O Crivo gera planos de aula estruturados a partir das restrições que você informa: objetivos de aprendizagem, códigos BNCC, tempo disponível, tamanho da turma, materiais e abordagem pedagógica. O sistema também revisa planos existentes, apontando pontos fortes e sugestões de melhoria com base em frameworks pedagógicos consolidados (Bloom, Desenho Reverso, Rosenshine, Práticas de Recuperação, Carga Cognitiva, 5E, Instrução Direta).
O que o Crivo NÃO garante
O Crivo não garante que um plano gerado funcionará exatamente como previsto em qualquer sala de aula. Cada turma é única, com dinâmicas, ritmos e necessidades que nenhum sistema de IA pode antecipar completamente. O plano gerado é um ponto de partida informado, não um roteiro rígido. O professor é sempre responsável pela decisão final de usar, adaptar ou descartar qualquer conteúdo gerado.
Quais dados são enviados aos modelos?
Os prompts enviados aos modelos de IA (Anthropic Claude, OpenAI GPT, DeepSeek) incluem: o texto da sua solicitação de planejamento, as restrições estruturadas extraídas (perfil da turma, tempo, materiais, objetivos BNCC), e os referenciais pedagógicos relevantes para a etapa. Não são enviados: seu nome, e-mail, nome da escola, cidade, ou qualquer dado de alunos. Os provedores de IA não recebem informações que permitam identificar você ou seus alunos.
O Crivo usa meus dados para treinar modelos?

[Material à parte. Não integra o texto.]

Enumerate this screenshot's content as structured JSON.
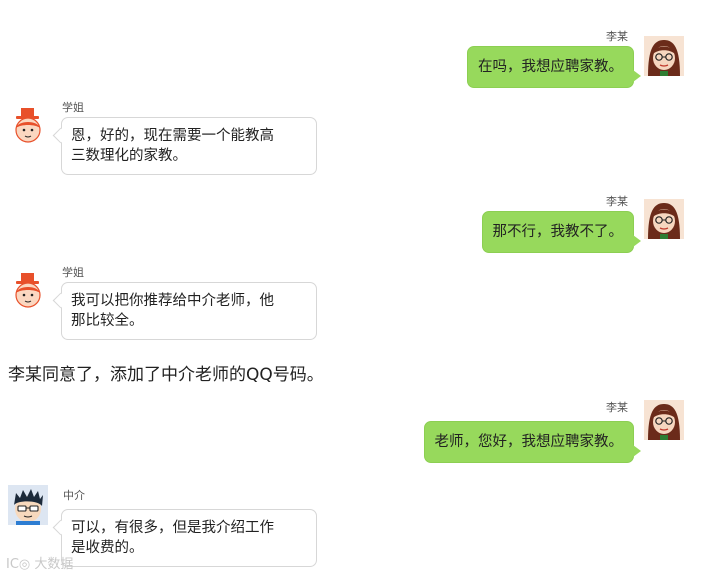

Não. Não usamos dados de professores ou escolas para treinar ou afinar modelos de IA. Também não autorizamos as provedoras (Anthropic, OpenAI, DeepSeek) a usar prompts ou respostas para treinamento de modelos. Suas aulas, seus planos e suas revisões permanecem seus.
Como a BNCC é usada?
Os códigos da BNCC são usados como referência estruturada para alinhamento dos objetivos de aprendizagem. O Crivo mantém uma base local dos códigos e descrições da BNCC (Ensino Fundamental e Educação Infantil). A validação de alinhamento é feita em duas camadas: (1) correspondência exata de códigos via busca local, e (2) análise semântica por IA apenas quando necessário. Nenhuma IA 'adivinha' códigos BNCC. O sistema sempre parte dos códigos que você informa e da base local.

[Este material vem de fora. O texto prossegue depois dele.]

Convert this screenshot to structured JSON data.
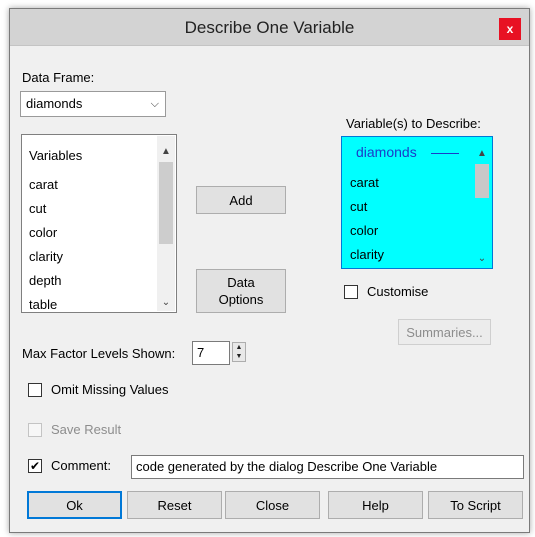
{
  "window": {
    "title": "Describe One Variable",
    "close_label": "x"
  },
  "data_frame": {
    "label": "Data Frame:",
    "value": "diamonds"
  },
  "variables": {
    "header": "Variables",
    "items": [
      "carat",
      "cut",
      "color",
      "clarity",
      "depth",
      "table"
    ]
  },
  "buttons": {
    "add": "Add",
    "data_options": "Data Options",
    "summaries": "Summaries..."
  },
  "target": {
    "label": "Variable(s) to Describe:",
    "header": "diamonds",
    "items": [
      "carat",
      "cut",
      "color",
      "clarity"
    ],
    "background_color": "#00ffff"
  },
  "customise": {
    "label": "Customise",
    "checked": false
  },
  "max_factor": {
    "label": "Max Factor Levels Shown:",
    "value": "7"
  },
  "omit_missing": {
    "label": "Omit Missing Values",
    "checked": false
  },
  "save_result": {
    "label": "Save Result",
    "checked": false,
    "enabled": false
  },
  "comment": {
    "label": "Comment:",
    "checked": true,
    "value": "code generated by the dialog Describe One Variable"
  },
  "footer": {
    "ok": "Ok",
    "reset": "Reset",
    "close": "Close",
    "help": "Help",
    "to_script": "To Script"
  },
  "icons": {
    "dropdown": "chevron-down-icon",
    "scroll_up": "arrow-up-icon",
    "scroll_down": "chevron-down-icon",
    "check": "check-icon"
  }
}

Como funciona a revisão humana?
Cada etapa do pipeline exige sua aprovação antes de avançar. A extração de restrições mostra o que o sistema entendeu do seu texto; você confere e ajusta. A validação aponta conflitos; você escolhe como resolver. A geração produz o plano em três fases; você aprova cada uma. A revisão final mostra sugestões de cinco especialistas pedagógicos; você aceita ou rejeita cada sugestão individualmente. Em nenhum momento o Crivo publica, compartilha ou aplica um plano sem sua decisão explícita.
Como alucinações são mitigadas?
Alucinação é quando uma IA gera informação incorreta ou inventada com aparência de verdade. O Crivo reduz esse risco com camadas de proteção sobrepostas. A primeira é a extração estruturada: o sistema converte seu texto livre em campos validados antes de gerar qualquer conteúdo. Isso reduz o espaço para o modelo improvisar. Em seguida, os códigos BNCC informados são validados contra nossa base local, uma fonte de verdade fixa, não contra o que o modelo acha que sabe. Durante a geração, forçamos os modelos a responder em formato JSON com schema validado, o que reduz divagação significativamente. A revisão expõe o plano a cinco especialistas pedagógicos independentes, é improvável que o mesmo erro convença todos eles. A última camada é você: cada seção do plano exige sua aprovação antes de ser usada.
O que devo verificar antes de usar um plano em sala?
Antes de usar qualquer plano gerado pelo Crivo em sala de aula, recomendamos verificar cinco coisas. Primeira: os objetivos específicos correspondem ao que sua turma precisa aprender naquele momento, nem antes, nem depois. Segunda: o tempo estimado para cada atividade é realista para seus alunos; turmas diferentes têm ritmos diferentes. Terceira: os materiais listados estão realmente disponíveis na sua escola. Quarta: as estratégias de diferenciação e acessibilidade contemplam as necessidades específicas dos seus alunos. Quinta: a avaliação proposta é adequada ao perfil da turma. Use o plano como base informada, adapte com seu conhecimento da turma, e confie no seu julgamento profissional.